Ya see, Doc, I’ve got this dream. And the point of it, I suppose, is to somehow reexperience what, looking back, seems like a truly wonderful part of my life. You know, the part I spent traveling long, empty-ocean distances on boats.

Oh, I know. I know. You can’t go home again. You can’t recapture the past. Or at least that’s what ­everybody says. But humor me, Doc. Let me give you at least a faint idea of what it was like, out there, on those extended voyages into the wild blue yonder. Maybe it’ll help.

First off, I should tell you about an old guy named Jack, a globetrotting, supertanker skipper turned Great Lakes pilot. Back in the day, Jack and I spent a good bit of time together shepherding ships across Lake Superior for a wild little outfit called the Great Lakes Pilots Association. And one peaceful night, somewhere northwest of Copper Harbor, while we both stood in the reddish glow of a chart table on board a frowzy Turkish freighter, Jack made an absolutely singular observation.

“You know, I love this stuff—I’ve loved it all my life,” he said, gesturing with a pair of dividers in a way that meant he was talking about all of seafaring, not just charts and chart tables. “But do you know the best part?”

“No,” I replied, watching the old boy expertly step off the mileage to our next hauling point with the dividers.

“Think about it,” he said, tossing the dividers onto the chart, “At this very moment pretty much everybody who’s important to you and me knows where we are and what we’re doing—but then again they don’t!”

It took several more years of bopping around the high seas—venue swapping from the lakes to the Gulf of Mexico and then the oceans of the world—before I really understood what Jack had been getting at. For a while, I figured he’d merely been acknowledging the way bluewater voyaging sets you free from the entanglements and responsibilities of life ashore, at least temporarily. But then one morning much further down the line, while departing Trinidad at the helm of a 200-foot oilfield supply boat, with the attractive prospect of days and days of open ocean travel ahead, I finally realized—what Jack had been saying was that seafaring is so different, often so astonishingly different, from shoreside life that those who don’t live and breathe it will never truly know its beauties and enchantments.
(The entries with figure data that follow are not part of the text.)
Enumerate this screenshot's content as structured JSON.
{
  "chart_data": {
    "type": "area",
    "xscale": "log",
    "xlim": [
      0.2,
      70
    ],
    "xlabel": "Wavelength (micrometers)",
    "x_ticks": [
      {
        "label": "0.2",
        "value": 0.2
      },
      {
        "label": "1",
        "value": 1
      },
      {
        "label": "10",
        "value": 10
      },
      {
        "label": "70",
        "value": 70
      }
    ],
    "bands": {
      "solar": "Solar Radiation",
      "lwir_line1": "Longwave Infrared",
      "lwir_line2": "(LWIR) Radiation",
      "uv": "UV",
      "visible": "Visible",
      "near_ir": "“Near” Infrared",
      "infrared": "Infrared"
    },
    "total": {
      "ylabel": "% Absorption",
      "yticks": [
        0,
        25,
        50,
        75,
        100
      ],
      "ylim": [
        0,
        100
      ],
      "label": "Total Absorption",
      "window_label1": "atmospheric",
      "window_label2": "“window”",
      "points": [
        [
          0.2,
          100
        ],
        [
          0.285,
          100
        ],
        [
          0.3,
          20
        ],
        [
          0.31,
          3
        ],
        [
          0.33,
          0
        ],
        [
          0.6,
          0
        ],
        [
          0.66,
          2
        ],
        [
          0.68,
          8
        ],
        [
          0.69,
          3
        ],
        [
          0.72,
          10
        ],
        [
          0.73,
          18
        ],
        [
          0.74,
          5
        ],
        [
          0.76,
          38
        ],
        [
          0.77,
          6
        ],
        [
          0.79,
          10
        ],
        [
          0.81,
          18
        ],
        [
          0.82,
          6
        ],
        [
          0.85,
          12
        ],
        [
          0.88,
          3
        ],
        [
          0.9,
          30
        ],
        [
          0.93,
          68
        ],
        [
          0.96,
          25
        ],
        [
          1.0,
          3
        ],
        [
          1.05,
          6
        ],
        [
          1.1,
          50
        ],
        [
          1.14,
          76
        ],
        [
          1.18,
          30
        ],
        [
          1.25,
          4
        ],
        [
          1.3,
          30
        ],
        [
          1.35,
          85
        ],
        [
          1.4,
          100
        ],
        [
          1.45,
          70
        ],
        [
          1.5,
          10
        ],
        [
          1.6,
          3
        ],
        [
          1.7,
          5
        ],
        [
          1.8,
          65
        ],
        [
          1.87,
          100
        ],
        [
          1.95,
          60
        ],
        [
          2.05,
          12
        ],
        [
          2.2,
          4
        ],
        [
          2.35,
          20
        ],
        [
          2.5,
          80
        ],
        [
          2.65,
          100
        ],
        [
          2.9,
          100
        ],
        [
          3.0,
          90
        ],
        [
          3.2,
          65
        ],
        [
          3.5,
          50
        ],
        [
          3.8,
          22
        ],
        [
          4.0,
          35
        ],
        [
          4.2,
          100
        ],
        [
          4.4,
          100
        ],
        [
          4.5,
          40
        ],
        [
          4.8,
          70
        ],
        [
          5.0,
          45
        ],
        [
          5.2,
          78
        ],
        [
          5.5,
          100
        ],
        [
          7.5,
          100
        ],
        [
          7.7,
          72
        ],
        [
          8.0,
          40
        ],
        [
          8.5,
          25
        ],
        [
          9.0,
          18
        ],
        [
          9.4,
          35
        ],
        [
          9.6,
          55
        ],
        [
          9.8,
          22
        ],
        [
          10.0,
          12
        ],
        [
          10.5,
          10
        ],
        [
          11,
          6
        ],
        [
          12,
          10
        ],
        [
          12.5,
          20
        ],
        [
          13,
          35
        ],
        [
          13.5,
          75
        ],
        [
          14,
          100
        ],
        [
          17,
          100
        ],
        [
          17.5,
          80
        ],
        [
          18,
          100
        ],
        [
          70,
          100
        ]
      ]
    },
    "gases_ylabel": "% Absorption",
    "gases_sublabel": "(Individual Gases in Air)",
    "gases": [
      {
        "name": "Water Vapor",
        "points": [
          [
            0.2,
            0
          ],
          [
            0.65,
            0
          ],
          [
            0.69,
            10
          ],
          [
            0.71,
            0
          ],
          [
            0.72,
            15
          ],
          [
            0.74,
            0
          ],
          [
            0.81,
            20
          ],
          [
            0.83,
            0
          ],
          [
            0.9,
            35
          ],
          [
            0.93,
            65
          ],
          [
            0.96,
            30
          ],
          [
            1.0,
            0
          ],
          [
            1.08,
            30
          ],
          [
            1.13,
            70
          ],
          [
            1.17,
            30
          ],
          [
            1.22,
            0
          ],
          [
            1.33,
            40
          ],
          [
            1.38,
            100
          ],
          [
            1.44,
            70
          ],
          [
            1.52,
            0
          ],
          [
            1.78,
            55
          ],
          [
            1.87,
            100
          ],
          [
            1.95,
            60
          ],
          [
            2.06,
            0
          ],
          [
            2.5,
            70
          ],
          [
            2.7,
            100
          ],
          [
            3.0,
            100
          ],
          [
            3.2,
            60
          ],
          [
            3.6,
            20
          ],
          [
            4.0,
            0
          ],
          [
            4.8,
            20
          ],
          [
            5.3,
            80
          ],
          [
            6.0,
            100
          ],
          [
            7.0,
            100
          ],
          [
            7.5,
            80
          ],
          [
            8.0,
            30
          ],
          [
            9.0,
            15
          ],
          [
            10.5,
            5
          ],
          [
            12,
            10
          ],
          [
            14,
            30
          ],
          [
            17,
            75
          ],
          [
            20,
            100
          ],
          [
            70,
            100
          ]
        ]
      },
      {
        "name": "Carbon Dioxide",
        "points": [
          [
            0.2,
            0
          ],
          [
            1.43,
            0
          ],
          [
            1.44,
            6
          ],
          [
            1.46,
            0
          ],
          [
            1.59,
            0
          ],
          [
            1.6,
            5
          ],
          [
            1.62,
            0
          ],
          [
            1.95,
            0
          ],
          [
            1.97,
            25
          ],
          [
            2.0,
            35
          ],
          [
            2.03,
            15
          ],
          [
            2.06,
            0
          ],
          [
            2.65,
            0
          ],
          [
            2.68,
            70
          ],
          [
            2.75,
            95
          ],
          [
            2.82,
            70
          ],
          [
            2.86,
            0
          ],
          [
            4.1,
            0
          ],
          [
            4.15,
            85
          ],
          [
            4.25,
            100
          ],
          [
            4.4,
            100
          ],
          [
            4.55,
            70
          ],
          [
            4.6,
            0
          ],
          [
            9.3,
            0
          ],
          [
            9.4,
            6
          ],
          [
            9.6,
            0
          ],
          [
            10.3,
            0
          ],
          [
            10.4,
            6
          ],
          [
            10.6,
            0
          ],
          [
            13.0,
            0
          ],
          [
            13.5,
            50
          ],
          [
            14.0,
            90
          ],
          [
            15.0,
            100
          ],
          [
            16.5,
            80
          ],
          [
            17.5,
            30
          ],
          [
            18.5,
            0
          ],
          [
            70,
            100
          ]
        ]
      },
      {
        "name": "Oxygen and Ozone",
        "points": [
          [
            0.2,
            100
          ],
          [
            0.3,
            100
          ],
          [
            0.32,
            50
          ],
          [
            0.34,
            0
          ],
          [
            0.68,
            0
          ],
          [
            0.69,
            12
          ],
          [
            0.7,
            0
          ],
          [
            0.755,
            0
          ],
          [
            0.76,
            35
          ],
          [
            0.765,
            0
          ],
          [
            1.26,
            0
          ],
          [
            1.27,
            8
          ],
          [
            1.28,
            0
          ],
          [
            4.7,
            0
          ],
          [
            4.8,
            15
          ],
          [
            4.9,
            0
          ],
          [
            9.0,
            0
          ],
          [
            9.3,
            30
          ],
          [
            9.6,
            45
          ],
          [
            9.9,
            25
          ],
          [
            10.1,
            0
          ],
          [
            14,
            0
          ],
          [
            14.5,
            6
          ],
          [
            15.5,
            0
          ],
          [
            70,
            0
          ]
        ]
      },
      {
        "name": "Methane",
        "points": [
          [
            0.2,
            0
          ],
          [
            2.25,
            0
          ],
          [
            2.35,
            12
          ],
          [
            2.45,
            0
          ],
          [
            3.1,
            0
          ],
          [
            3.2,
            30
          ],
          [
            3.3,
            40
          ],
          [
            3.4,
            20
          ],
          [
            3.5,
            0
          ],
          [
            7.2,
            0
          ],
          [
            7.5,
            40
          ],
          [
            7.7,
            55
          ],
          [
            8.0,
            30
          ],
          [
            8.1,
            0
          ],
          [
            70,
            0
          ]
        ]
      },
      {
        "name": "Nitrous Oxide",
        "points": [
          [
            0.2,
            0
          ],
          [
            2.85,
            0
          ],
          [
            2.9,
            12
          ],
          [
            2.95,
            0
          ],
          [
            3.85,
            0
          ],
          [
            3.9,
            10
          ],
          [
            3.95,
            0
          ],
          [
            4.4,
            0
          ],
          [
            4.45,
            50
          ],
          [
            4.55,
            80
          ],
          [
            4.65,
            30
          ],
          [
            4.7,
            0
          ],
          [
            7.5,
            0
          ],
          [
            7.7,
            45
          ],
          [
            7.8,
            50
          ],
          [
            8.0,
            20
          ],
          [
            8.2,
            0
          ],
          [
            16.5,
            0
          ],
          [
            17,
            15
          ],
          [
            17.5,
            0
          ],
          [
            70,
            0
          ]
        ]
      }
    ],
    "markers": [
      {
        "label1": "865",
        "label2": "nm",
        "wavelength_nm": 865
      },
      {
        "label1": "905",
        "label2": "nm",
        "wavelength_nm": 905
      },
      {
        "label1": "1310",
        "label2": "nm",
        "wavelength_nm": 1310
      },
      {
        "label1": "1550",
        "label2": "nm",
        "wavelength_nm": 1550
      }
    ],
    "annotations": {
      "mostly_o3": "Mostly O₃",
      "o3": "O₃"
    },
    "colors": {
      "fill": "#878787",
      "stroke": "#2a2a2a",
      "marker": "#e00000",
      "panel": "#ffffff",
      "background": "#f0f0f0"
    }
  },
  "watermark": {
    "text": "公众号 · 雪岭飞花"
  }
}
I continued my own seafaring career well beyond that trip to Trinidad. And as time ticked by I both enjoyed—and was occasionally terrorized by—hundreds of happenings that still play like movies in my mind today. Stuff like delivering American-built patrol boats to Panama—and collecting giant rolls of cash from guys in dark suits and reflector sunglasses. And dealing with outrageous storms on board old oceangoing tugs like the Sara Hayes and the Betty Wood. And watching literally thousands of bottlenose dolphins play the Humboldt Current off the coast of Peru, many of them shooting out of the big rollers like joyful rockets.

But yeah, okay, the dream?

Last summer, I bought a comparatively small, 30-year-old pocket cruiser, mostly because I love her classical good looks. And although the boat has additional virtues, like a practically new Awlcraft paint job and a practically new Yanmar diesel, I was fully aware when I purchased her that she needed a good bit of upgrading, particularly in light of the very special plan—the very special dream—I had in mind for her.

The idea, you see, is to do a trip like I used to in the old days. Only this time, I’ll be traveling from the Florida coast to the Bahamas or, more particularly, to Hopetown in the Abacos, a destination that, for some reason, inspires me today just as much as places like Port Moreseby, New Guinea, and Antofagasta, Chile, used to way back when. And, of course, to safely actualize such a jaunt, a very reliable boat is called for, a boat that, while old, must be rendered entirely new in terms of systems.

So Doc, is it any wonder we’re talking a serious refit here, with new electrics, water, sanitation, mechanicals … you name it? And is it any wonder that so much work is required—along with so much money and so much time spent away from home—that my wife is making unsettling pronouncements these days like: “You’re obsessed, obsessed! You need to see a psychiatrist. I mean it!”

Oh sure. Sure. I get your drift. Flowers? Yeah, okay. Hit a few long-neglected chores around the ranchero? Maybe a nice romantic dinner for two some place? Certainly. But I’m not crazy, eh Doc? I mean like crazy-crazy, right? Oh! Shoot! Really. Huh! Really?